On Tue, Jul 25, 2017 at 2:39 AM, Marc Nieper-Wißkirchen <xxxxxx@nieper-wisskirchen.de> wrote:

I think it is problematic nevertheless: the fact that we need to revise old SRFIs to make them work shows that there is a problem with compositionality of the solution.

I think this is not a problem of the SRFIs. Any SRFI may build upon another one. E.g., by saying: "This SRFI extends SRFI 26 as follows ...".

It may be a problem of the implementation, though, because you cannot simply import the macros of SRFI 26 and add a few features programmatically. You'll have to rewrite the macro. But a future SRFI may contain a solution to make such a composition of macros directly possible.

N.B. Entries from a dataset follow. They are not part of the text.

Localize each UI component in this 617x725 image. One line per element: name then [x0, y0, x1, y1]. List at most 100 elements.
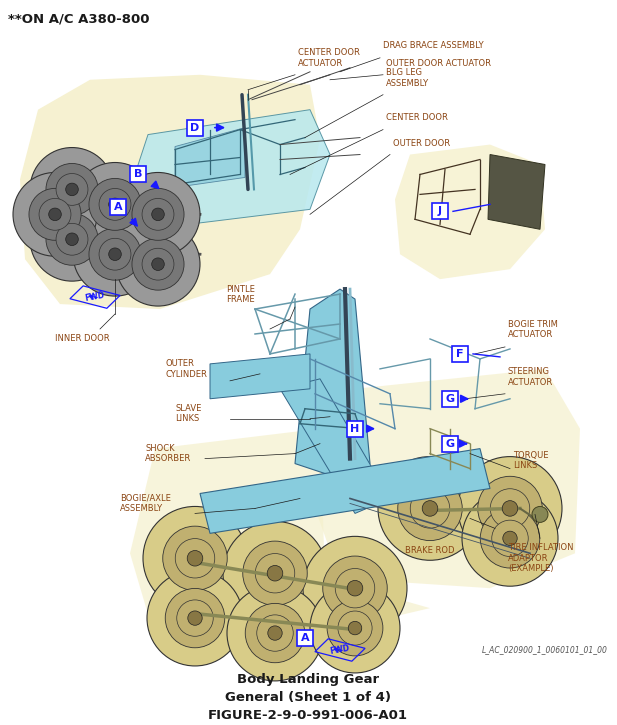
Circle shape	[462, 491, 558, 587]
FancyBboxPatch shape	[442, 391, 458, 407]
FancyBboxPatch shape	[110, 199, 126, 215]
Circle shape	[152, 208, 164, 220]
Circle shape	[335, 568, 375, 608]
Circle shape	[502, 501, 518, 516]
Circle shape	[152, 258, 164, 270]
Circle shape	[188, 611, 202, 625]
Circle shape	[147, 571, 243, 666]
FancyBboxPatch shape	[452, 346, 468, 362]
Circle shape	[132, 188, 184, 240]
Circle shape	[227, 585, 323, 681]
Circle shape	[268, 626, 282, 640]
Circle shape	[46, 213, 98, 265]
Circle shape	[142, 199, 174, 231]
Polygon shape	[200, 449, 490, 534]
Circle shape	[46, 163, 98, 215]
Circle shape	[132, 239, 184, 290]
Circle shape	[65, 233, 78, 246]
Text: STEERING
ACTUATOR: STEERING ACTUATOR	[508, 368, 553, 387]
Circle shape	[245, 603, 305, 663]
Circle shape	[327, 600, 383, 656]
Text: **ON A/C A380-800: **ON A/C A380-800	[8, 13, 149, 26]
Text: CENTER DOOR: CENTER DOOR	[386, 112, 448, 122]
Polygon shape	[488, 154, 545, 229]
Polygon shape	[280, 379, 390, 513]
Circle shape	[458, 457, 562, 560]
Polygon shape	[130, 428, 430, 648]
Text: A: A	[114, 202, 122, 212]
Circle shape	[187, 550, 203, 566]
Circle shape	[65, 183, 78, 196]
Text: PINTLE
FRAME: PINTLE FRAME	[226, 285, 255, 304]
FancyBboxPatch shape	[187, 120, 203, 136]
Circle shape	[109, 248, 122, 260]
FancyBboxPatch shape	[297, 630, 313, 646]
Text: SLAVE
LINKS: SLAVE LINKS	[175, 404, 201, 423]
Text: INNER DOOR: INNER DOOR	[55, 334, 110, 343]
Circle shape	[116, 223, 200, 306]
Circle shape	[73, 162, 157, 246]
Text: A: A	[300, 633, 309, 643]
Circle shape	[410, 489, 450, 528]
Circle shape	[242, 541, 307, 605]
Circle shape	[532, 507, 548, 523]
FancyBboxPatch shape	[130, 167, 146, 183]
Polygon shape	[315, 369, 580, 588]
Circle shape	[13, 173, 97, 256]
Circle shape	[39, 199, 71, 231]
Text: General (Sheet 1 of 4): General (Sheet 1 of 4)	[225, 691, 391, 704]
Circle shape	[73, 212, 157, 296]
Circle shape	[163, 526, 227, 590]
Text: J: J	[438, 207, 442, 216]
Polygon shape	[395, 144, 545, 279]
Circle shape	[56, 173, 88, 205]
Circle shape	[30, 148, 114, 231]
Circle shape	[255, 554, 295, 593]
Circle shape	[257, 615, 293, 651]
Circle shape	[49, 208, 61, 220]
Text: TIRE INFLATION
ADAPTOR
(EXAMPLE): TIRE INFLATION ADAPTOR (EXAMPLE)	[508, 543, 573, 573]
Text: FWD: FWD	[329, 644, 350, 656]
Polygon shape	[175, 128, 245, 188]
Text: OUTER DOOR: OUTER DOOR	[393, 138, 450, 148]
Circle shape	[338, 611, 372, 645]
Text: CENTER DOOR
ACTUATOR: CENTER DOOR ACTUATOR	[298, 49, 360, 68]
Circle shape	[143, 507, 247, 610]
FancyBboxPatch shape	[442, 436, 458, 452]
Text: DRAG BRACE ASSEMBLY: DRAG BRACE ASSEMBLY	[383, 41, 484, 50]
Text: D: D	[191, 123, 200, 133]
Polygon shape	[210, 354, 310, 399]
Text: FWD: FWD	[85, 291, 106, 303]
Text: OUTER
CYLINDER: OUTER CYLINDER	[165, 359, 207, 378]
Text: BRAKE ROD: BRAKE ROD	[405, 547, 455, 555]
Text: BOGIE/AXLE
ASSEMBLY: BOGIE/AXLE ASSEMBLY	[120, 494, 171, 513]
Circle shape	[165, 589, 225, 647]
Circle shape	[480, 509, 540, 568]
Polygon shape	[130, 109, 330, 229]
Text: G: G	[445, 439, 455, 449]
FancyBboxPatch shape	[432, 204, 448, 220]
Text: Body Landing Gear: Body Landing Gear	[237, 673, 379, 686]
Circle shape	[116, 173, 200, 256]
Circle shape	[223, 521, 327, 625]
Circle shape	[323, 556, 387, 621]
Circle shape	[89, 228, 141, 280]
Text: G: G	[445, 394, 455, 404]
Text: BLG LEG
ASSEMBLY: BLG LEG ASSEMBLY	[386, 68, 429, 88]
Circle shape	[310, 583, 400, 673]
Circle shape	[99, 188, 131, 220]
Text: OUTER DOOR ACTUATOR: OUTER DOOR ACTUATOR	[386, 59, 491, 68]
Circle shape	[99, 239, 131, 270]
Circle shape	[176, 600, 213, 637]
Text: H: H	[350, 423, 360, 434]
Circle shape	[478, 476, 542, 541]
Circle shape	[491, 489, 530, 528]
Text: TORQUE
LINKS: TORQUE LINKS	[513, 451, 549, 471]
Polygon shape	[295, 289, 370, 478]
Text: L_AC_020900_1_0060101_01_00: L_AC_020900_1_0060101_01_00	[482, 645, 608, 654]
Text: SHOCK
ABSORBER: SHOCK ABSORBER	[145, 444, 191, 463]
Circle shape	[503, 531, 517, 545]
Circle shape	[492, 520, 528, 557]
Text: BOGIE TRIM
ACTUATOR: BOGIE TRIM ACTUATOR	[508, 320, 558, 339]
Circle shape	[398, 476, 462, 541]
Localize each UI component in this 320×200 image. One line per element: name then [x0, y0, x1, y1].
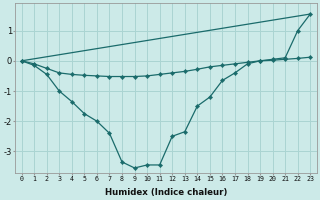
X-axis label: Humidex (Indice chaleur): Humidex (Indice chaleur): [105, 188, 227, 197]
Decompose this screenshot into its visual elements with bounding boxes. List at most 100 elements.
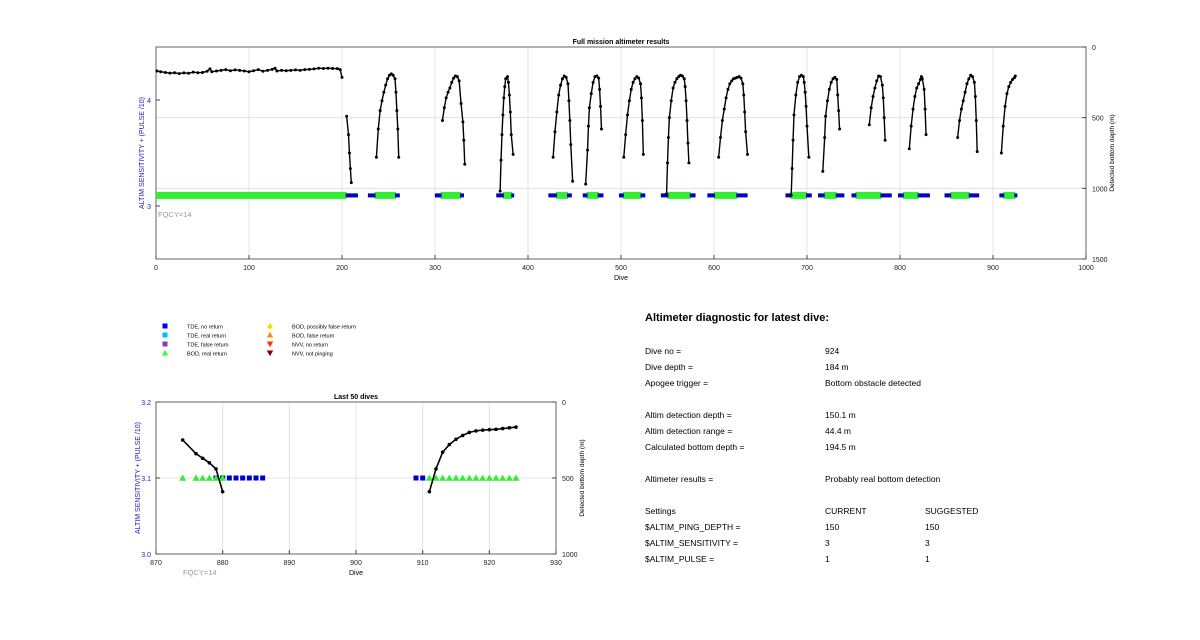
bod-real-return-point bbox=[205, 474, 213, 481]
depth-point bbox=[508, 110, 512, 114]
depth-point bbox=[917, 82, 921, 86]
depth-point bbox=[907, 147, 911, 151]
depth-point bbox=[633, 77, 637, 81]
chart-title: Last 50 dives bbox=[334, 394, 378, 401]
bod-real-return-point bbox=[485, 474, 493, 481]
depth-point bbox=[228, 69, 232, 73]
tde-no-return-point bbox=[395, 193, 400, 198]
depth-point bbox=[1007, 85, 1011, 89]
legend-label: TDE, false return bbox=[187, 343, 229, 349]
y-left-tick-label: 3.1 bbox=[141, 476, 151, 483]
tde-no-return-point bbox=[619, 193, 623, 198]
bod-real-return-point bbox=[512, 474, 520, 481]
depth-line bbox=[441, 75, 466, 165]
tde-no-return-point bbox=[1002, 193, 1007, 198]
depth-point bbox=[586, 148, 590, 152]
depth-point bbox=[504, 77, 508, 81]
y-left-axis-label: ALTIM SENSITIVITY + (PULSE /10) bbox=[139, 97, 146, 209]
depth-point bbox=[452, 76, 456, 80]
depth-point bbox=[446, 90, 450, 94]
depth-point bbox=[207, 461, 212, 465]
depth-point bbox=[506, 80, 510, 84]
depth-point bbox=[280, 68, 284, 72]
depth-line bbox=[345, 116, 352, 183]
tde-no-return-point bbox=[879, 193, 884, 198]
depth-point bbox=[205, 69, 209, 73]
depth-point bbox=[1003, 104, 1007, 108]
depth-point bbox=[835, 78, 839, 82]
legend-symbol-triangle-up bbox=[266, 322, 274, 329]
settings-header: Settings CURRENT SUGGESTED bbox=[645, 503, 1165, 519]
tde-no-return-point bbox=[638, 193, 643, 198]
depth-point bbox=[639, 96, 643, 100]
depth-point bbox=[506, 75, 510, 79]
tde-no-return-point bbox=[923, 193, 928, 198]
x-tick-label: 880 bbox=[217, 560, 229, 567]
tde-no-return-point bbox=[944, 193, 949, 198]
depth-point bbox=[880, 83, 884, 87]
depth-point bbox=[869, 106, 873, 110]
bod-real-return-point bbox=[439, 474, 447, 481]
tde-no-return-point bbox=[496, 193, 501, 198]
depth-point bbox=[384, 83, 388, 87]
bod-real-return-band bbox=[375, 192, 395, 199]
depth-point bbox=[569, 143, 573, 147]
tde-no-return-point bbox=[854, 193, 859, 198]
x-tick-label: 890 bbox=[283, 560, 295, 567]
depth-point bbox=[440, 118, 444, 122]
x-tick-label: 0 bbox=[154, 265, 158, 272]
diag-value: 150.1 m bbox=[825, 410, 856, 420]
tde-no-return-point bbox=[370, 193, 375, 198]
depth-point bbox=[666, 135, 670, 139]
diag-label: Altim detection range = bbox=[645, 426, 733, 436]
depth-point bbox=[685, 118, 689, 122]
bod-real-return-point bbox=[452, 474, 460, 481]
depth-point bbox=[807, 155, 811, 159]
bod-real-return-band bbox=[824, 192, 836, 199]
depth-point bbox=[487, 427, 492, 432]
depth-line bbox=[428, 426, 517, 492]
depth-point bbox=[739, 76, 743, 80]
tde-no-return-point bbox=[738, 193, 743, 198]
depth-point bbox=[683, 85, 687, 89]
depth-point bbox=[447, 442, 452, 447]
depth-point bbox=[1005, 92, 1009, 96]
y-right-tick-label: 0 bbox=[562, 400, 566, 407]
depth-point bbox=[805, 124, 809, 128]
depth-point bbox=[474, 429, 478, 433]
x-tick-label: 930 bbox=[550, 560, 562, 567]
tde-no-return-point bbox=[851, 193, 856, 198]
depth-point bbox=[967, 77, 971, 81]
depth-line bbox=[908, 74, 927, 149]
depth-point bbox=[191, 70, 195, 74]
depth-point bbox=[667, 116, 671, 120]
tde-no-return-point bbox=[233, 475, 239, 481]
depth-point bbox=[559, 83, 563, 87]
depth-point bbox=[867, 123, 871, 127]
setting-sensitivity: $ALTIM_SENSITIVITY = 3 3 bbox=[645, 535, 1165, 551]
depth-point bbox=[462, 138, 466, 142]
diag-label: Dive depth = bbox=[645, 362, 693, 372]
bod-real-return-band bbox=[441, 192, 461, 199]
depth-point bbox=[396, 127, 400, 131]
tde-no-return-point bbox=[434, 193, 439, 198]
legend-symbol-triangle-down bbox=[266, 341, 274, 348]
depth-point bbox=[591, 80, 595, 84]
depth-point bbox=[883, 138, 887, 142]
depth-point bbox=[669, 99, 673, 103]
setting-current: 1 bbox=[825, 554, 830, 564]
tde-no-return-point bbox=[596, 193, 601, 198]
y-right-tick-label: 500 bbox=[562, 476, 574, 483]
diag-value: 194.5 m bbox=[825, 442, 856, 452]
bod-real-return-point bbox=[472, 474, 480, 481]
depth-point bbox=[801, 75, 805, 79]
depth-point bbox=[507, 426, 512, 430]
bod-real-return-point bbox=[219, 474, 227, 481]
tde-no-return-point bbox=[510, 193, 515, 198]
depth-point bbox=[173, 71, 177, 75]
tde-no-return-point bbox=[917, 193, 922, 198]
depth-point bbox=[459, 102, 463, 106]
depth-point bbox=[252, 69, 256, 73]
depth-point bbox=[824, 114, 828, 118]
depth-point bbox=[686, 141, 690, 145]
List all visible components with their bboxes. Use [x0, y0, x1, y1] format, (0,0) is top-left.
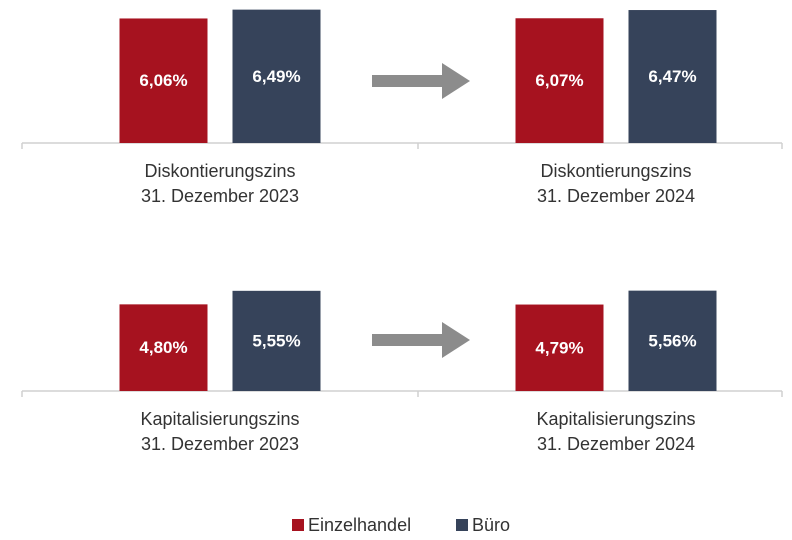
- legend-swatch: [456, 519, 468, 531]
- legend-label: Büro: [472, 515, 510, 535]
- value-label: 5,56%: [648, 331, 696, 350]
- value-label: 6,49%: [252, 67, 300, 86]
- legend-swatch: [292, 519, 304, 531]
- value-label: 4,79%: [535, 338, 583, 357]
- bar: [119, 304, 208, 391]
- bar: [119, 18, 208, 144]
- x-tick-label: 31. Dezember 2023: [141, 434, 299, 454]
- bar: [628, 10, 717, 143]
- x-tick-label: Diskontierungszins: [540, 161, 691, 181]
- arrow: [372, 63, 470, 99]
- value-label: 6,07%: [535, 71, 583, 90]
- x-tick-label: 31. Dezember 2024: [537, 186, 695, 206]
- value-label: 6,47%: [648, 67, 696, 86]
- bar: [628, 290, 717, 391]
- bar: [232, 290, 321, 391]
- arrow: [372, 322, 470, 358]
- value-label: 5,55%: [252, 331, 300, 350]
- bar: [232, 9, 321, 144]
- x-tick-label: 31. Dezember 2023: [141, 186, 299, 206]
- x-tick-label: Kapitalisierungszins: [536, 409, 695, 429]
- bar: [515, 304, 604, 391]
- value-label: 6,06%: [139, 71, 187, 90]
- x-tick-label: 31. Dezember 2024: [537, 434, 695, 454]
- legend-label: Einzelhandel: [308, 515, 411, 535]
- x-tick-label: Diskontierungszins: [144, 161, 295, 181]
- value-label: 4,80%: [139, 338, 187, 357]
- bar: [515, 18, 604, 144]
- x-tick-label: Kapitalisierungszins: [140, 409, 299, 429]
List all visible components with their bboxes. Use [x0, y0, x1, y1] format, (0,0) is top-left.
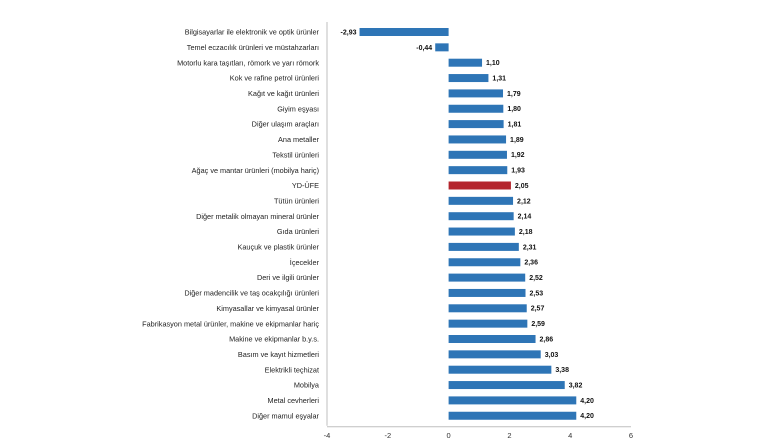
bar [448, 166, 508, 175]
bar [448, 288, 526, 297]
data-label: 3,38 [555, 367, 569, 374]
bar [448, 258, 521, 267]
bar [448, 411, 577, 420]
category-label: Diğer metalik olmayan mineral ürünler [196, 212, 319, 221]
bar [448, 319, 528, 328]
data-label: 4,20 [580, 398, 594, 405]
bar [448, 381, 565, 390]
data-label: -0,44 [416, 45, 432, 52]
bar [448, 104, 504, 113]
data-label: 1,80 [507, 106, 521, 113]
data-label: 2,52 [529, 275, 543, 282]
category-label: Kimyasallar ve kimyasal ürünler [216, 304, 319, 313]
highlight-bar [448, 181, 511, 190]
bar [448, 58, 483, 67]
category-label: Mobilya [294, 381, 320, 390]
data-label: 4,20 [580, 413, 594, 420]
category-label: Diğer ulaşım araçları [252, 120, 319, 129]
data-label: 1,81 [508, 122, 522, 129]
x-tick-label: 6 [629, 431, 633, 440]
category-label: Kok ve rafine petrol ürünleri [230, 74, 320, 83]
data-label: 1,92 [511, 152, 525, 159]
data-label: 2,12 [517, 198, 531, 205]
category-label: Kağıt ve kağıt ürünleri [248, 89, 319, 98]
data-label: 1,93 [511, 168, 525, 175]
bar [448, 273, 526, 282]
x-tick-label: -2 [384, 431, 391, 440]
category-label: Deri ve ilgili ürünler [257, 273, 320, 282]
data-label: 1,10 [486, 60, 500, 67]
category-label: İçecekler [290, 258, 320, 267]
data-label: 2,14 [518, 214, 532, 221]
x-tick-label: -4 [324, 431, 331, 440]
bar [448, 120, 504, 129]
data-label: 1,79 [507, 91, 521, 98]
category-label: Tekstil ürünleri [272, 150, 319, 159]
data-label: 2,53 [530, 290, 544, 297]
bar [448, 150, 507, 159]
bar [448, 304, 527, 313]
bar [448, 365, 552, 374]
category-label: Diğer madencilik ve taş ocakçılığı ürünl… [184, 289, 319, 298]
data-label: 2,57 [531, 306, 545, 313]
bar [448, 89, 504, 98]
category-label: Makine ve ekipmanlar b.y.s. [229, 335, 319, 344]
data-label: 3,82 [569, 382, 583, 389]
category-label: Tütün ürünleri [274, 196, 319, 205]
bar [448, 212, 514, 221]
data-label: 2,31 [523, 244, 537, 251]
bar [448, 74, 489, 83]
category-label: Giyim eşyası [277, 104, 319, 113]
bar [448, 196, 514, 205]
data-label: 1,89 [510, 137, 524, 144]
category-label: Temel eczacılık ürünleri ve müstahzarlar… [187, 43, 319, 52]
data-label: 2,36 [524, 260, 538, 267]
bar [448, 227, 515, 236]
data-label: 2,05 [515, 183, 529, 190]
data-label: 2,59 [531, 321, 545, 328]
bar [448, 242, 519, 251]
category-label: Gıda ürünleri [277, 227, 320, 236]
category-label: Kauçuk ve plastik ürünler [237, 243, 319, 252]
bar [448, 335, 536, 343]
category-label: Elektrikli teçhizat [265, 365, 319, 374]
data-label: 2,18 [519, 229, 533, 236]
category-label: YD-ÜFE [292, 181, 319, 190]
x-tick-label: 4 [568, 431, 572, 440]
bar [448, 350, 541, 359]
data-label: 2,86 [540, 336, 554, 343]
category-label: Fabrikasyon metal ürünler, makine ve eki… [142, 319, 319, 328]
x-tick-label: 2 [507, 431, 511, 440]
bar [448, 396, 577, 405]
category-label: Metal cevherleri [267, 396, 319, 405]
data-label: 1,31 [492, 75, 506, 82]
x-tick-label: 0 [447, 431, 451, 440]
category-label: Ağaç ve mantar ürünleri (mobilya hariç) [192, 166, 319, 175]
bar [448, 135, 507, 144]
category-label: Motorlu kara taşıtları, römork ve yarı r… [177, 58, 319, 67]
category-label: Ana metaller [278, 135, 320, 144]
bar [359, 28, 449, 36]
bar [435, 43, 449, 52]
category-label: Diğer mamul eşyalar [252, 411, 319, 420]
data-label: 3,03 [545, 352, 559, 359]
category-label: Basım ve kayıt hizmetleri [238, 350, 319, 359]
category-label: Bilgisayarlar ile elektronik ve optik ür… [185, 28, 320, 37]
data-label: -2,93 [341, 29, 357, 36]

Ease of implementation is certainly a factor to consider, but in this case I don't think it much an issue in practice.  A Scheme implementation that chose to support srfi-26 plus this extension can just substitute its code to the enhanced version and no need to worry that the enhancement isn't piggybacked to the existing srfi-26 code.  (Except that the Scheme implementation wants to offer strict error checking, so that 'cut' imported from (srfi 26) would raise an error on (cut is ...).)

I often implement srfis directly from the specification text, independent from their reference implementation, to make it work well with Gauche.  The specification matters.